Years later, when my parents were older and my baby brother Eric wanted a dog, they picked out a Great Dane puppy and named her Dodo after my mom’s nickname. That dog could do no wrong, much like my little brother. She lived to be 10 or 11. One of my fondest memories of Dodo was when I came home from college for a visit and Dodo had delivered a puppy. Just one, I believe there had been another but it didn’t make it. A huge Great Dane and she had one live puppy. It was the only time she got pregnant and I don’t think my parents ever figured out how it happened. She was an older mother though, and didn’t have much use for her puppy. My parents didn’t tell me about Dodo’s puppy until I got home for the weekend. I nearly fainted. Mom and Dad didn’t even know Dodo was pregnant. She went into labor and my mom called Dad home from work. My brothers and sister loved the fact that one of us could have walked home dragging a bloody stump and my dad would never have left a job to come home early. Dodo goes into labor and he clocked out and came home.
So I don’t have a great pet history.
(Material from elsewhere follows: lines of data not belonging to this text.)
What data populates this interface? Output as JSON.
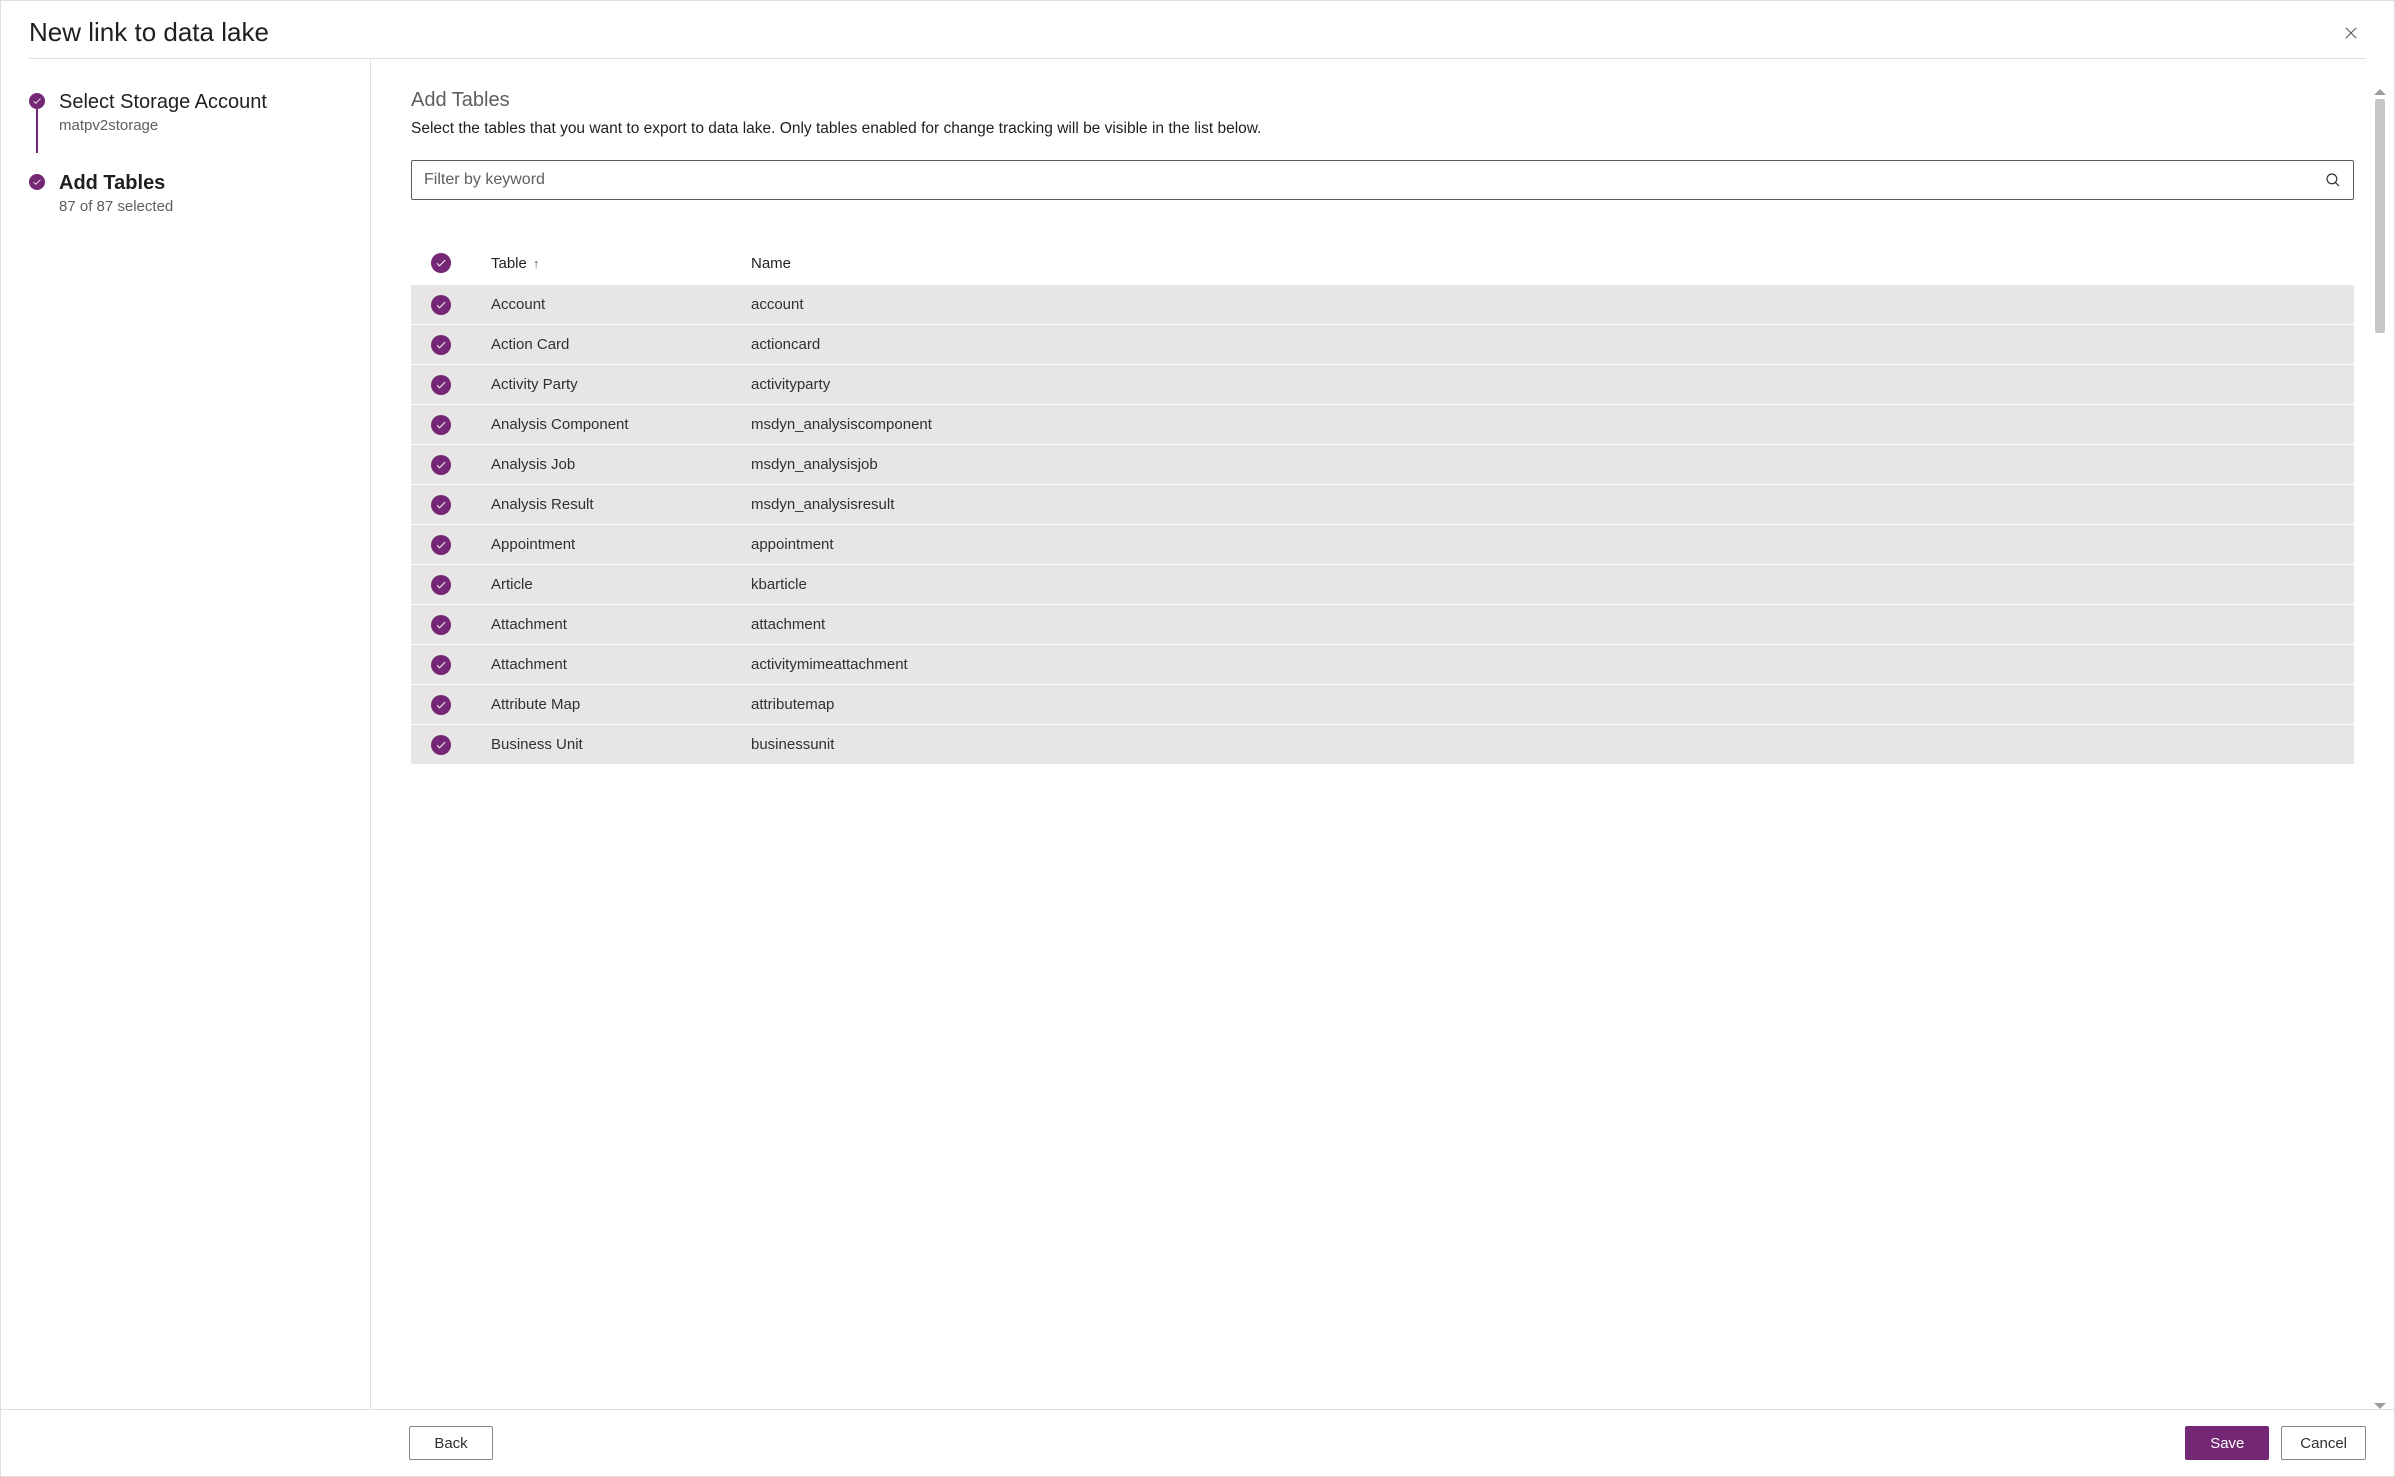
{
  "dialog": {
    "title": "New link to data lake"
  },
  "steps": {
    "storage": {
      "title": "Select Storage Account",
      "subtitle": "matpv2storage"
    },
    "addTables": {
      "title": "Add Tables",
      "subtitle": "87 of 87 selected"
    }
  },
  "main": {
    "heading": "Add Tables",
    "description": "Select the tables that you want to export to data lake. Only tables enabled for change tracking will be visible in the list below.",
    "filter_placeholder": "Filter by keyword"
  },
  "table": {
    "columns": {
      "table": "Table",
      "name": "Name"
    },
    "sort_indicator": "↑",
    "rows": [
      {
        "table": "Account",
        "name": "account"
      },
      {
        "table": "Action Card",
        "name": "actioncard"
      },
      {
        "table": "Activity Party",
        "name": "activityparty"
      },
      {
        "table": "Analysis Component",
        "name": "msdyn_analysiscomponent"
      },
      {
        "table": "Analysis Job",
        "name": "msdyn_analysisjob"
      },
      {
        "table": "Analysis Result",
        "name": "msdyn_analysisresult"
      },
      {
        "table": "Appointment",
        "name": "appointment"
      },
      {
        "table": "Article",
        "name": "kbarticle"
      },
      {
        "table": "Attachment",
        "name": "attachment"
      },
      {
        "table": "Attachment",
        "name": "activitymimeattachment"
      },
      {
        "table": "Attribute Map",
        "name": "attributemap"
      },
      {
        "table": "Business Unit",
        "name": "businessunit"
      }
    ]
  },
  "footer": {
    "back": "Back",
    "save": "Save",
    "cancel": "Cancel"
  },
  "colors": {
    "accent": "#742774"
  }
}
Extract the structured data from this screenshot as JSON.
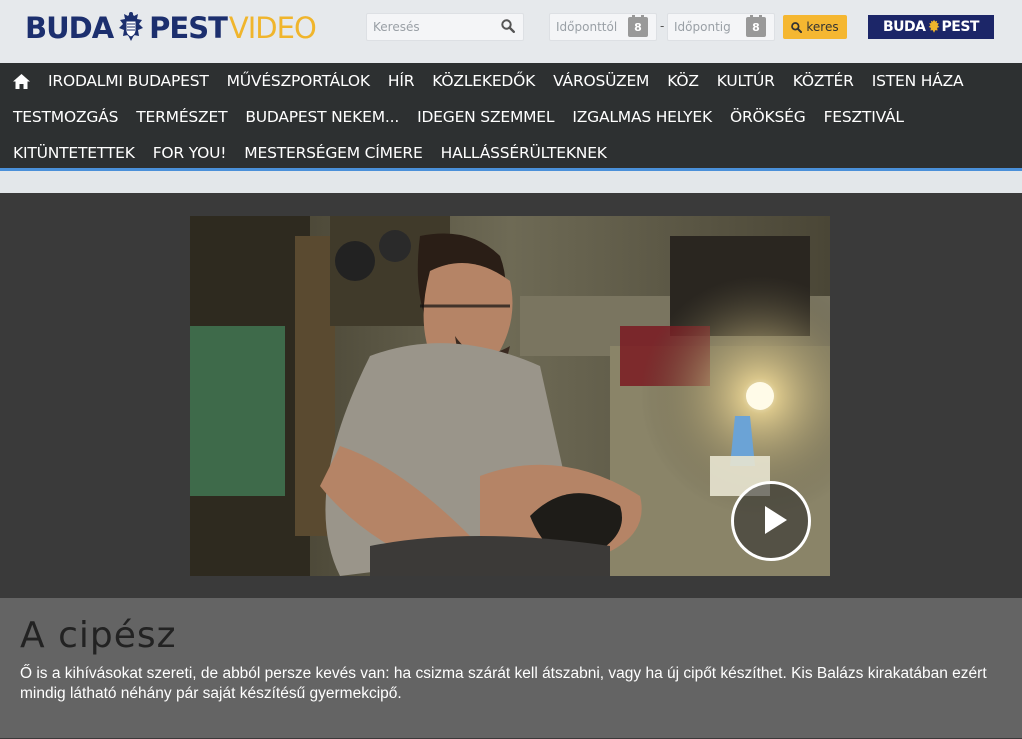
{
  "header": {
    "logo": {
      "part1": "BUDA",
      "part2": "PEST",
      "part3": "VIDEO"
    },
    "search": {
      "placeholder": "Keresés",
      "icon": "search-icon"
    },
    "date_from": {
      "placeholder": "Időponttól",
      "icon_text": "8"
    },
    "date_separator": "-",
    "date_to": {
      "placeholder": "Időpontig",
      "icon_text": "8"
    },
    "search_button": "keres",
    "badge": {
      "part1": "BUDA",
      "part2": "PEST"
    }
  },
  "nav": {
    "home_icon": "home-icon",
    "items": [
      "IRODALMI BUDAPEST",
      "MŰVÉSZPORTÁLOK",
      "HÍR",
      "KÖZLEKEDŐK",
      "VÁROSÜZEM",
      "KÖZ",
      "KULTÚR",
      "KÖZTÉR",
      "ISTEN HÁZA",
      "TESTMOZGÁS",
      "TERMÉSZET",
      "BUDAPEST NEKEM...",
      "IDEGEN SZEMMEL",
      "IZGALMAS HELYEK",
      "ÖRÖKSÉG",
      "FESZTIVÁL",
      "KITÜNTETETTEK",
      "FOR YOU!",
      "MESTERSÉGEM CÍMERE",
      "HALLÁSSÉRÜLTEKNEK"
    ]
  },
  "video": {
    "play_icon": "play-icon"
  },
  "article": {
    "title": "A cipész",
    "description": "Ő is a kihívásokat szereti, de abból persze kevés van: ha csizma szárát kell átszabni, vagy ha új cipőt készíthet. Kis Balázs kirakatában ezért mindig látható néhány pár saját készítésű gyermekcipő."
  },
  "colors": {
    "brand_blue": "#1c2f6e",
    "brand_yellow": "#f0b52c",
    "nav_bg": "#2d3031",
    "nav_accent": "#4a90d9"
  }
}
We left behind a beautiful terribly-behaved St. Bernard when we came here. We knew we weren’t likely to find a rental receptive to a huge dog. And he really had never been properly trained – completely my fault – and would go after other dogs turning a little bit into Cujo. We found him a great home before we moved but it took a lot out of our family. He may not have been well behaved but he was certainly well loved. I’m not sure when we’ll be ready to try again, but for now we’re happy to pet other people’s pets.
This reminds me a little bit of my good friend Danielle’s son, Jonah. He was about five years old and wanted to show me his new fish or his new tree frog, I can’t remember which. And I hope it wasn’t his fish now that I think about it because I was left in charge of feeding it when their family went on vacation and I apparently sucked at that as well because the fish was dead when they got home. Anyway, I digress. Little Jonah turned and said to me on the way up the stairs to his room, “We’re not really pet people.” I have to admit, I’m not either.